Eine konkrete Vorschrift dazu gibt es nicht. Vielmehr ist es im Zivilrecht grundsätzlich so, dass derjenige, der einen Anspruch geltend macht, auch schlüssig darlegen muss, warum und mit wem dieser Anspruch entstanden ist. Dies folgt im Zivilprozess dem s. g. Beibringungsgrundsatz. Eine Beweislastumkehr gibt es in diesen Fällen nicht, so dass sich der Forderungsgegner zunächst darauf beschränken kann, die Forderung zu bestreiten, so dass der Anbieter seinerseits die erforderlichen Schritte als Geschädigter in Betracht ziehen kann.

Da es zumeist an den erforderlichen, hinreichenden Plausibilitätsprüfungen der eingegebenen Daten beim Anbieter fehlt, bleibt diesem letztendlich nur die Möglichkeit, seine selbst protokollierten Verbindungsdaten aus der Bestellung oder Anmeldung als Beweismittel im Rahmen einer Strafanzeige gegen einen unbekannten Täter vorzulegen. Den Strafverfolgungsbehörden ist es dann unter gewissen Voraussetzungen möglich, diese Daten zu analysieren und zumindest den physikalischen Ursprung der Internetsession festzustellen und dort dann weitere Ermittlungen gerichtsverwertbar durchzuführen. Dem geschädigten Anzeigenerstatter obliegt dann die Möglichkeit, sich über seine Rechtsvertretung Akteneinsicht zu verschaffen und unter Umständen zivil gegen den Verursacher vorzugehen. Diese Praxis hat sich heute bereits in vielen Bereichen bewährt, z. B. bei der Aufspürung von Teilnehmern an Daten-Tauschbörsen (Filesharing).

In Anlehnung an die Interpretation eines Beschlusses des LG Ulm vom 04.11.2005, GZ: 2Qs2099/04, kann bei dieser Deliktsform, dem Eintragen fremder oder Nonsensdaten in ein offenes Zahlungssystem, lediglich davon ausgegangen werden kann, dass ein Fälschen beweiserheblicher Daten gem. § 269 StGB vorliegt. Betrug oder Computerbetrug nach §§ 263, 263a StGB scheiden aus, da es an den erforderlichen Tatbestandsmerkmalen mangelt.

Der oft von den Anbietern gehegte Wunsch, dass durch den Rechungsempfänger eine Strafanzeigenerstattung zu erfolgen hat, ist in sich nicht schlüssig, da allein der Anbieter geschädigt ist.
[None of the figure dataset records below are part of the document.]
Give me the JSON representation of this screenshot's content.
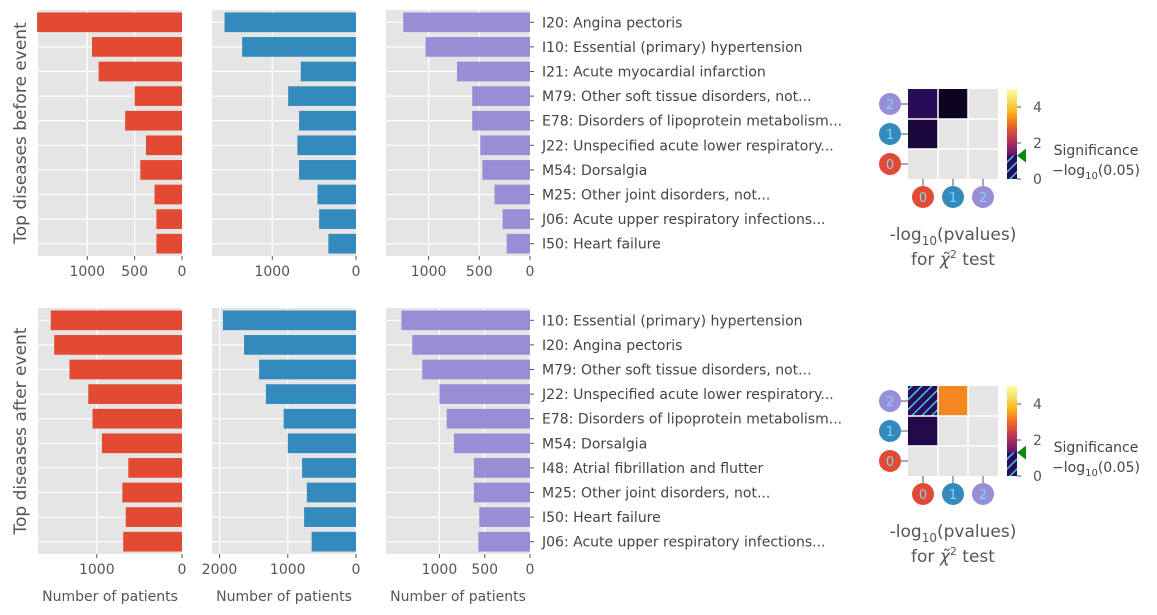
{
  "chart_data": [
    {
      "type": "bar",
      "panel": "top",
      "ylabel": "Top diseases before event",
      "categories": [
        "I20: Angina pectoris",
        "I10: Essential (primary) hypertension",
        "I21: Acute myocardial infarction",
        "M79: Other soft tissue disorders, not...",
        "E78: Disorders of lipoprotein metabolism...",
        "J22: Unspecified acute lower respiratory...",
        "M54: Dorsalgia",
        "M25: Other joint disorders, not...",
        "J06: Acute upper respiratory infections...",
        "I50: Heart failure"
      ],
      "subplots": [
        {
          "name": "cluster-0",
          "color": "#E24A33",
          "xlim": [
            1520,
            0
          ],
          "ticks": [
            1000,
            500,
            0
          ],
          "values": [
            1530,
            950,
            880,
            500,
            600,
            380,
            440,
            290,
            270,
            270
          ]
        },
        {
          "name": "cluster-1",
          "color": "#348ABD",
          "xlim": [
            1720,
            0
          ],
          "ticks": [
            1000,
            0
          ],
          "values": [
            1570,
            1360,
            660,
            810,
            680,
            700,
            680,
            460,
            440,
            330
          ]
        },
        {
          "name": "cluster-2",
          "color": "#988ED5",
          "xlim": [
            1420,
            0
          ],
          "ticks": [
            1000,
            500,
            0
          ],
          "values": [
            1250,
            1030,
            720,
            570,
            570,
            490,
            470,
            350,
            270,
            230
          ]
        }
      ],
      "xlabel": ""
    },
    {
      "type": "bar",
      "panel": "bottom",
      "ylabel": "Top diseases after event",
      "categories": [
        "I10: Essential (primary) hypertension",
        "I20: Angina pectoris",
        "M79: Other soft tissue disorders, not...",
        "J22: Unspecified acute lower respiratory...",
        "E78: Disorders of lipoprotein metabolism...",
        "M54: Dorsalgia",
        "I48: Atrial fibrillation and flutter",
        "M25: Other joint disorders, not...",
        "I50: Heart failure",
        "J06: Acute upper respiratory infections..."
      ],
      "subplots": [
        {
          "name": "cluster-0",
          "color": "#E24A33",
          "xlim": [
            1690,
            0
          ],
          "ticks": [
            1000,
            0
          ],
          "values": [
            1540,
            1500,
            1320,
            1100,
            1050,
            940,
            630,
            700,
            660,
            690
          ]
        },
        {
          "name": "cluster-1",
          "color": "#348ABD",
          "xlim": [
            2110,
            0
          ],
          "ticks": [
            2000,
            1000,
            0
          ],
          "values": [
            1950,
            1640,
            1420,
            1320,
            1060,
            1000,
            790,
            720,
            760,
            650
          ]
        },
        {
          "name": "cluster-2",
          "color": "#988ED5",
          "xlim": [
            1590,
            0
          ],
          "ticks": [
            1000,
            500,
            0
          ],
          "values": [
            1420,
            1300,
            1190,
            1000,
            920,
            840,
            620,
            620,
            560,
            570
          ]
        }
      ],
      "xlabel": "Number of patients"
    },
    {
      "type": "heatmap",
      "panel": "top",
      "xlabel_line1": "-log",
      "xlabel_sub": "10",
      "xlabel_rest": "(pvalues)",
      "xlabel_line2_a": "for ",
      "xlabel_line2_b": "χ̃",
      "xlabel_line2_sup": "2",
      "xlabel_line2_c": " test",
      "clusters": [
        "0",
        "1",
        "2"
      ],
      "cluster_colors": [
        "#E24A33",
        "#348ABD",
        "#988ED5"
      ],
      "cells": [
        {
          "row": "2",
          "col": "0",
          "value": 0.6
        },
        {
          "row": "2",
          "col": "1",
          "value": 0.2
        },
        {
          "row": "1",
          "col": "0",
          "value": 0.4
        }
      ],
      "colorbar": {
        "min": 0,
        "max": 5,
        "ticks": [
          0,
          2,
          4
        ],
        "threshold": 1.3
      },
      "legend_title": "Significance",
      "legend_label_a": "−log",
      "legend_label_sub": "10",
      "legend_label_b": "(0.05)"
    },
    {
      "type": "heatmap",
      "panel": "bottom",
      "xlabel_line1": "-log",
      "xlabel_sub": "10",
      "xlabel_rest": "(pvalues)",
      "xlabel_line2_a": "for ",
      "xlabel_line2_b": "χ̃",
      "xlabel_line2_sup": "2",
      "xlabel_line2_c": " test",
      "clusters": [
        "0",
        "1",
        "2"
      ],
      "cluster_colors": [
        "#E24A33",
        "#348ABD",
        "#988ED5"
      ],
      "cells": [
        {
          "row": "2",
          "col": "0",
          "value": 0.0,
          "hatched": true
        },
        {
          "row": "2",
          "col": "1",
          "value": 3.3
        },
        {
          "row": "1",
          "col": "0",
          "value": 0.5
        }
      ],
      "colorbar": {
        "min": 0,
        "max": 5,
        "ticks": [
          0,
          2,
          4
        ],
        "threshold": 1.3
      },
      "legend_title": "Significance",
      "legend_label_a": "−log",
      "legend_label_sub": "10",
      "legend_label_b": "(0.05)"
    }
  ]
}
Der Rechungsempfänger hingegen hat lediglich die zivile Forderung ggü. dem Anbieter zu bestreiten, wenn der vermeintliche Vertragsschluss seiner Meinung nach nicht gegeben ist.

Da die Klärung ziviler Ansprüche nicht die Aufgabe der Strafverfolgungsbehörden ist, ist es auch nicht die Aufgabe eines widerspruchsführenden Rechungsempfängers, eine Strafverfolgung für den Anbieter anzustoßen, damit das Forderungsmanagement bzw. Mahnverfahren gegen ihn ausgesetzt werden kann. Die Erstattung einer Anzeige ist nicht dazu geeignet, einen widerspruchsführenden Rechnungsempfänger von der zivilen Forderung des Anbieters zu entlasten, da mit der Einleitung eines Strafverfahrens allein noch kein Beweis über die Erregung eines Irrtums beim Zustandekommen eines zivilen Vertrages vorliegt.
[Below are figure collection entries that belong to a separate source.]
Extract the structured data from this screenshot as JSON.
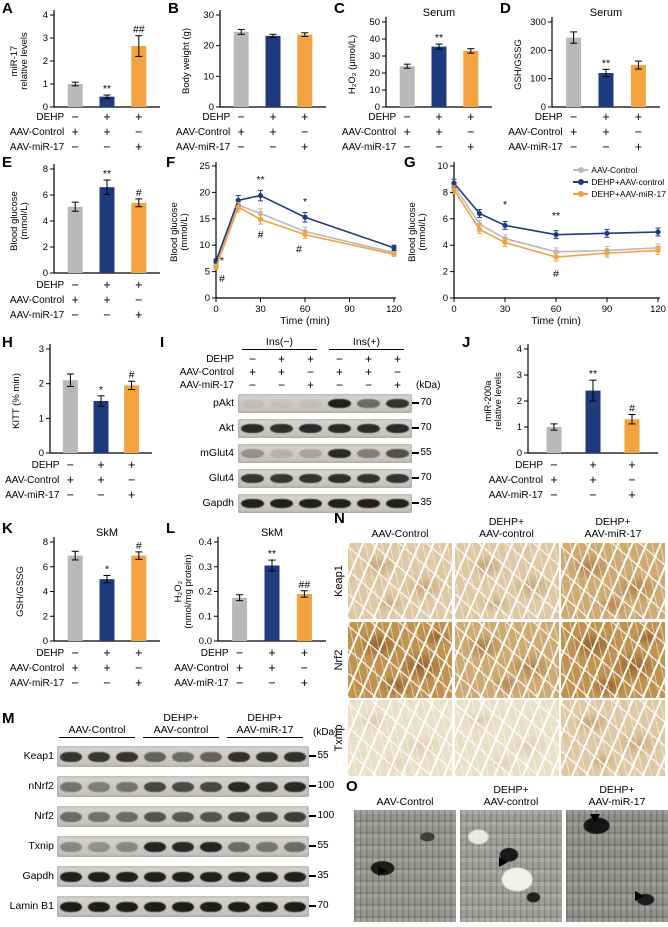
{
  "colors": {
    "gray": "#b9b9b9",
    "blue": "#1d3b7d",
    "orange": "#f2a23e"
  },
  "panel_labels": {
    "A": "A",
    "B": "B",
    "C": "C",
    "D": "D",
    "E": "E",
    "F": "F",
    "G": "G",
    "H": "H",
    "I": "I",
    "J": "J",
    "K": "K",
    "L": "L",
    "M": "M",
    "N": "N",
    "O": "O"
  },
  "condition_rows": [
    {
      "label": "DEHP",
      "values": [
        "−",
        "+",
        "+"
      ]
    },
    {
      "label": "AAV-Control",
      "values": [
        "+",
        "+",
        "−"
      ]
    },
    {
      "label": "AAV-miR-17",
      "values": [
        "−",
        "−",
        "+"
      ]
    }
  ],
  "legend": [
    "AAV-Control",
    "DEHP+AAV-control",
    "DEHP+AAV-miR-17"
  ],
  "chart_data": [
    {
      "id": "A",
      "type": "bar",
      "ylabel": [
        "miR-17",
        "relative levels"
      ],
      "ylim": [
        0,
        4
      ],
      "yticks": [
        0,
        1,
        2,
        3,
        4
      ],
      "values": [
        1.0,
        0.45,
        2.65
      ],
      "errors": [
        0.08,
        0.07,
        0.45
      ],
      "sig": [
        "",
        "**",
        "##"
      ]
    },
    {
      "id": "B",
      "type": "bar",
      "ylabel": "Body weight (g)",
      "ylim": [
        0,
        30
      ],
      "yticks": [
        0,
        10,
        20,
        30
      ],
      "values": [
        24.5,
        23.2,
        23.6
      ],
      "errors": [
        0.8,
        0.5,
        0.6
      ],
      "sig": [
        "",
        "",
        ""
      ]
    },
    {
      "id": "C",
      "type": "bar",
      "title": "Serum",
      "ylabel": "H₂O₂ (μmol/L)",
      "ylim": [
        0,
        50
      ],
      "yticks": [
        0,
        10,
        20,
        30,
        40,
        50
      ],
      "values": [
        24,
        35.5,
        33
      ],
      "errors": [
        1.2,
        1.5,
        1.3
      ],
      "sig": [
        "",
        "**",
        ""
      ]
    },
    {
      "id": "D",
      "type": "bar",
      "title": "Serum",
      "ylabel": "GSH/GSSG",
      "ylim": [
        0,
        300
      ],
      "yticks": [
        0,
        100,
        200,
        300
      ],
      "values": [
        245,
        120,
        148
      ],
      "errors": [
        20,
        13,
        14
      ],
      "sig": [
        "",
        "**",
        ""
      ]
    },
    {
      "id": "E",
      "type": "bar",
      "ylabel": [
        "Blood glucose",
        "(mmol/L)"
      ],
      "ylim": [
        0,
        8
      ],
      "yticks": [
        0,
        2,
        4,
        6,
        8
      ],
      "values": [
        5.1,
        6.6,
        5.4
      ],
      "errors": [
        0.35,
        0.55,
        0.3
      ],
      "sig": [
        "",
        "**",
        "#"
      ]
    },
    {
      "id": "F",
      "type": "line",
      "ylabel": [
        "Blood glucose",
        "(mmol/L)"
      ],
      "xlabel": "Time (min)",
      "ylim": [
        0,
        25
      ],
      "yticks": [
        0,
        5,
        10,
        15,
        20,
        25
      ],
      "xticks": [
        0,
        30,
        60,
        90,
        120
      ],
      "x": [
        0,
        15,
        30,
        60,
        120
      ],
      "series": [
        {
          "name": "AAV-Control",
          "color": "gray",
          "values": [
            6.3,
            17.6,
            16.0,
            12.6,
            8.6
          ],
          "errors": [
            0.4,
            0.9,
            0.9,
            0.8,
            0.5
          ]
        },
        {
          "name": "DEHP+AAV-control",
          "color": "blue",
          "values": [
            7.0,
            18.5,
            19.4,
            15.3,
            9.5
          ],
          "errors": [
            0.4,
            0.9,
            1.0,
            0.9,
            0.5
          ]
        },
        {
          "name": "DEHP+AAV-miR-17",
          "color": "orange",
          "values": [
            5.8,
            17.2,
            14.9,
            12.0,
            8.3
          ],
          "errors": [
            0.4,
            0.9,
            0.9,
            0.7,
            0.4
          ]
        }
      ],
      "annotations": [
        {
          "t": "*",
          "x": 4,
          "y": 6.4
        },
        {
          "t": "#",
          "x": 4,
          "y": 3.0
        },
        {
          "t": "**",
          "x": 30,
          "y": 21.8
        },
        {
          "t": "#",
          "x": 30,
          "y": 11.4
        },
        {
          "t": "*",
          "x": 60,
          "y": 17.6
        },
        {
          "t": "#",
          "x": 56,
          "y": 8.6
        }
      ]
    },
    {
      "id": "G",
      "type": "line",
      "ylabel": [
        "Blood glucose",
        "(mmol/L)"
      ],
      "xlabel": "Time (min)",
      "ylim": [
        0,
        10
      ],
      "yticks": [
        0,
        2,
        4,
        6,
        8,
        10
      ],
      "xticks": [
        0,
        30,
        60,
        90,
        120
      ],
      "x": [
        0,
        15,
        30,
        60,
        90,
        120
      ],
      "show_legend": true,
      "series": [
        {
          "name": "AAV-Control",
          "color": "gray",
          "values": [
            8.5,
            5.6,
            4.5,
            3.5,
            3.6,
            3.8
          ],
          "errors": [
            0.3,
            0.3,
            0.3,
            0.3,
            0.3,
            0.3
          ]
        },
        {
          "name": "DEHP+AAV-control",
          "color": "blue",
          "values": [
            8.7,
            6.4,
            5.5,
            4.8,
            4.9,
            5.0
          ],
          "errors": [
            0.3,
            0.3,
            0.3,
            0.3,
            0.3,
            0.3
          ]
        },
        {
          "name": "DEHP+AAV-miR-17",
          "color": "orange",
          "values": [
            8.2,
            5.2,
            4.2,
            3.1,
            3.4,
            3.6
          ],
          "errors": [
            0.3,
            0.3,
            0.3,
            0.3,
            0.3,
            0.3
          ]
        }
      ],
      "annotations": [
        {
          "t": "*",
          "x": 30,
          "y": 6.8
        },
        {
          "t": "**",
          "x": 60,
          "y": 6.0
        },
        {
          "t": "#",
          "x": 60,
          "y": 1.6
        }
      ]
    },
    {
      "id": "H",
      "type": "bar",
      "ylabel": "KITT (% min)",
      "ylim": [
        0,
        3
      ],
      "yticks": [
        0,
        1,
        2,
        3
      ],
      "values": [
        2.1,
        1.5,
        1.95
      ],
      "errors": [
        0.18,
        0.15,
        0.12
      ],
      "sig": [
        "",
        "*",
        "#"
      ]
    },
    {
      "id": "J",
      "type": "bar",
      "ylabel": [
        "miR-200a",
        "relative levels"
      ],
      "ylim": [
        0,
        4
      ],
      "yticks": [
        0,
        1,
        2,
        3,
        4
      ],
      "values": [
        1.0,
        2.4,
        1.3
      ],
      "errors": [
        0.12,
        0.4,
        0.18
      ],
      "sig": [
        "",
        "**",
        "#"
      ]
    },
    {
      "id": "K",
      "type": "bar",
      "title": "SkM",
      "ylabel": "GSH/GSSG",
      "ylim": [
        0,
        8
      ],
      "yticks": [
        0,
        2,
        4,
        6,
        8
      ],
      "values": [
        6.9,
        5.0,
        6.9
      ],
      "errors": [
        0.35,
        0.3,
        0.3
      ],
      "sig": [
        "",
        "*",
        "#"
      ]
    },
    {
      "id": "L",
      "type": "bar",
      "title": "SkM",
      "ylabel": [
        "H₂O₂",
        "(nmol/mg protein)"
      ],
      "ylim": [
        0,
        0.4
      ],
      "yticks": [
        0,
        0.1,
        0.2,
        0.3,
        0.4
      ],
      "ydec": 1,
      "values": [
        0.175,
        0.305,
        0.19
      ],
      "errors": [
        0.012,
        0.022,
        0.013
      ],
      "sig": [
        "",
        "**",
        "##"
      ]
    }
  ],
  "blots": {
    "I": {
      "groups": [
        {
          "label": "Ins(−)"
        },
        {
          "label": "Ins(+)"
        }
      ],
      "kda_label": "(kDa)",
      "cond_rows": [
        {
          "label": "DEHP",
          "values": [
            "−",
            "+",
            "+",
            "−",
            "+",
            "+"
          ]
        },
        {
          "label": "AAV-Control",
          "values": [
            "+",
            "+",
            "−",
            "+",
            "+",
            "−"
          ]
        },
        {
          "label": "AAV-miR-17",
          "values": [
            "−",
            "−",
            "+",
            "−",
            "−",
            "+"
          ]
        }
      ],
      "rows": [
        {
          "label": "pAkt",
          "kda": "70",
          "bands": [
            0.06,
            0.04,
            0.05,
            0.9,
            0.5,
            0.8
          ]
        },
        {
          "label": "Akt",
          "kda": "70",
          "bands": [
            0.85,
            0.82,
            0.85,
            0.85,
            0.83,
            0.85
          ]
        },
        {
          "label": "mGlut4",
          "kda": "55",
          "bands": [
            0.3,
            0.12,
            0.2,
            0.85,
            0.4,
            0.65
          ]
        },
        {
          "label": "Glut4",
          "kda": "70",
          "bands": [
            0.8,
            0.78,
            0.8,
            0.82,
            0.8,
            0.8
          ]
        },
        {
          "label": "Gapdh",
          "kda": "35",
          "bands": [
            0.9,
            0.9,
            0.9,
            0.9,
            0.9,
            0.9
          ]
        }
      ]
    },
    "M": {
      "groups": [
        {
          "label": [
            "AAV-Control"
          ]
        },
        {
          "label": [
            "DEHP+",
            "AAV-control"
          ]
        },
        {
          "label": [
            "DEHP+",
            "AAV-miR-17"
          ]
        }
      ],
      "kda_label": "(kDa)",
      "rows": [
        {
          "label": "Keap1",
          "kda": "55",
          "bands": [
            0.8,
            0.78,
            0.8,
            0.55,
            0.5,
            0.55,
            0.82,
            0.8,
            0.82
          ]
        },
        {
          "label": "nNrf2",
          "kda": "100",
          "bands": [
            0.45,
            0.4,
            0.45,
            0.7,
            0.68,
            0.7,
            0.85,
            0.8,
            0.85
          ]
        },
        {
          "label": "Nrf2",
          "kda": "100",
          "bands": [
            0.5,
            0.48,
            0.5,
            0.62,
            0.6,
            0.62,
            0.75,
            0.72,
            0.75
          ]
        },
        {
          "label": "Txnip",
          "kda": "55",
          "bands": [
            0.35,
            0.3,
            0.35,
            0.88,
            0.85,
            0.88,
            0.5,
            0.45,
            0.5
          ]
        },
        {
          "label": "Gapdh",
          "kda": "35",
          "bands": [
            0.9,
            0.9,
            0.9,
            0.9,
            0.9,
            0.9,
            0.9,
            0.9,
            0.9
          ]
        },
        {
          "label": "Lamin B1",
          "kda": "70",
          "bands": [
            0.92,
            0.92,
            0.92,
            0.92,
            0.92,
            0.92,
            0.92,
            0.92,
            0.92
          ]
        }
      ]
    }
  },
  "ihc": {
    "col_headers": [
      [
        "AAV-Control"
      ],
      [
        "DEHP+",
        "AAV-control"
      ],
      [
        "DEHP+",
        "AAV-miR-17"
      ]
    ],
    "rows": [
      {
        "label": "Keap1",
        "cells": [
          "light",
          "light",
          "medium"
        ]
      },
      {
        "label": "Nrf2",
        "cells": [
          "dark",
          "medium",
          "dark"
        ]
      },
      {
        "label": "Txnip",
        "cells": [
          "pale",
          "pale",
          "light"
        ]
      }
    ]
  },
  "em": {
    "col_headers": [
      [
        "AAV-Control"
      ],
      [
        "DEHP+",
        "AAV-control"
      ],
      [
        "DEHP+",
        "AAV-miR-17"
      ]
    ]
  }
}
Der Anbieter hat die Möglichkeit selbst Strafanzeige bei seiner örtlich für ihn zuständigen Polizei oder Staatsanwaltschaft zu erstatten. Die Zuständigkeit am Sitz des Anzeigenerstatters begründet sich daher, dass neben dem tatsächlichen Tatort (wenn dieser unbekannt ist) auch der Ort ein weiterer Tatort ist, an dem ein Schaden eingetreten ist – also beim Anbieter. Dabei sollten die Daten-Übertragungsprotokolle als Beweismittel vorgelegt und einen verantwortlicher Mitarbeiter mit ladungsfähiger Anschrift benannt werden, da der Anbieter durch die Tat womöglich in seinem Vermögen geschädigt wurde. Es bleibt hier allerdings zu bedenken, dass ein entgangener Gewinn kein Schaden im Sinne des StGB ist – der Schaden ist bei einer Anzeigenerstattung genau zu definieren.
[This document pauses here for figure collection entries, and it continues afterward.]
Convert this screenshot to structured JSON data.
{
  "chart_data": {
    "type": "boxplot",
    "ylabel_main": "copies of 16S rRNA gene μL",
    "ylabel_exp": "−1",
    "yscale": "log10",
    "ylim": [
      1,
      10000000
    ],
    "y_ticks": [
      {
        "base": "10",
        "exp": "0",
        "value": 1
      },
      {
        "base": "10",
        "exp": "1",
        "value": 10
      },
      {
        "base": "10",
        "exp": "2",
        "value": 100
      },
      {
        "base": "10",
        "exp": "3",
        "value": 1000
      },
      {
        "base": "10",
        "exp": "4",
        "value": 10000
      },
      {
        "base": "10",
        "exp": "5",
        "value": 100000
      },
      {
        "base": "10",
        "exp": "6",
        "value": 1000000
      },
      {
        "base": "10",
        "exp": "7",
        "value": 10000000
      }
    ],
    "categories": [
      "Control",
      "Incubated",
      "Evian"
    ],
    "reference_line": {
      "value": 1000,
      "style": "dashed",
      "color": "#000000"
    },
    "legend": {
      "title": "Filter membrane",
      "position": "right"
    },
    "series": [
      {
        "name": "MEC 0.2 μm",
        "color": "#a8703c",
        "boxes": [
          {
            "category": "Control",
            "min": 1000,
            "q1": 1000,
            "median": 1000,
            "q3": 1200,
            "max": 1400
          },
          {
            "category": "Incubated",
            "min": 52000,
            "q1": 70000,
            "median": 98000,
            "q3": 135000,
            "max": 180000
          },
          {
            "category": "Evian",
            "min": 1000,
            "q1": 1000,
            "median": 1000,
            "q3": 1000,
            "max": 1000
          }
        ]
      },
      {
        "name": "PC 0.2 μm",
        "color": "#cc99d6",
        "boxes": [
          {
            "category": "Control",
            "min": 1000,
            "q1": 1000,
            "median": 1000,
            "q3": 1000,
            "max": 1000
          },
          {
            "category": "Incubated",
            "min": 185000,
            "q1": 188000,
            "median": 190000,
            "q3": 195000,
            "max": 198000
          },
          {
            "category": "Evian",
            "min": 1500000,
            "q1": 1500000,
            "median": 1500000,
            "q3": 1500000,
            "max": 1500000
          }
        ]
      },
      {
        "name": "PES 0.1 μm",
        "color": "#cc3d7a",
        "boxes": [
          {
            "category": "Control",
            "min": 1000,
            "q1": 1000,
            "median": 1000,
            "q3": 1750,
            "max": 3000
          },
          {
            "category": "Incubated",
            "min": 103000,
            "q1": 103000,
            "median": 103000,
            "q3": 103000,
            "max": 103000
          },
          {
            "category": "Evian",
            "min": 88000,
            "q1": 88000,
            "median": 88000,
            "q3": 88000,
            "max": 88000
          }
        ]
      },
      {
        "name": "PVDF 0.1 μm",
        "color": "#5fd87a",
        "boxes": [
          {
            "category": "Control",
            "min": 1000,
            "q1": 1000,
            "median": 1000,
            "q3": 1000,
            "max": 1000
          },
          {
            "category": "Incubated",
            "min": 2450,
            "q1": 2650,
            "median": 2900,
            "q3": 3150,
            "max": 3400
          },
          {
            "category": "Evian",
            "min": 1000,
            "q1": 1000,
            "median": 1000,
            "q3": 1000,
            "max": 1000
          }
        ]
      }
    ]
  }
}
Der Verweis eines Anbieters darauf, dass der widerspruchsführende Rechungsempfänger eine Kopie einer zu erstattenden Strafanzeige vorlegen soll, entbehrt jeglicher Rechtsgrundlage. Der geschädigte Anbieter hat keinen Anspruch auf solch ein Verhalten seines Forderungsgegners.
Die Aushändigung der Kopie einer Strafanzeige an einen Zeugen oder Beschuldigten im Strafverfahren, ohne Antrag auf anwaltliche Akteneinsichtnahme durch einen Prozessbeteiligten, ist aus Verfahrensgründen widerrechtlich. Die Akteneinsichtnahme kann nur von der sachbearbeitenden Staatsanwaltschaft gewährt werden, nicht aber von der Polizei. Einem Zeugen steht von Amts wegen her lediglich die Bestätigung über die Erstattung einer Strafanzeige zu, unter Benennung des Aktenzeichens der aufnehmenden Behörde.
  • mein Fazit
Im Grundsatz sind das Stellen und Erfüllen einer zivilen Forderung Angelegenheit zwischen den Vertragspartnern. Sollte der Anbieter irrig in der Annahme sein, einen Vertrag mit einem fremden Rechnungsempfänger zu haben, so besteht zumindest der Verdacht einer Straftat durch einen eingangs unbekannten Täter.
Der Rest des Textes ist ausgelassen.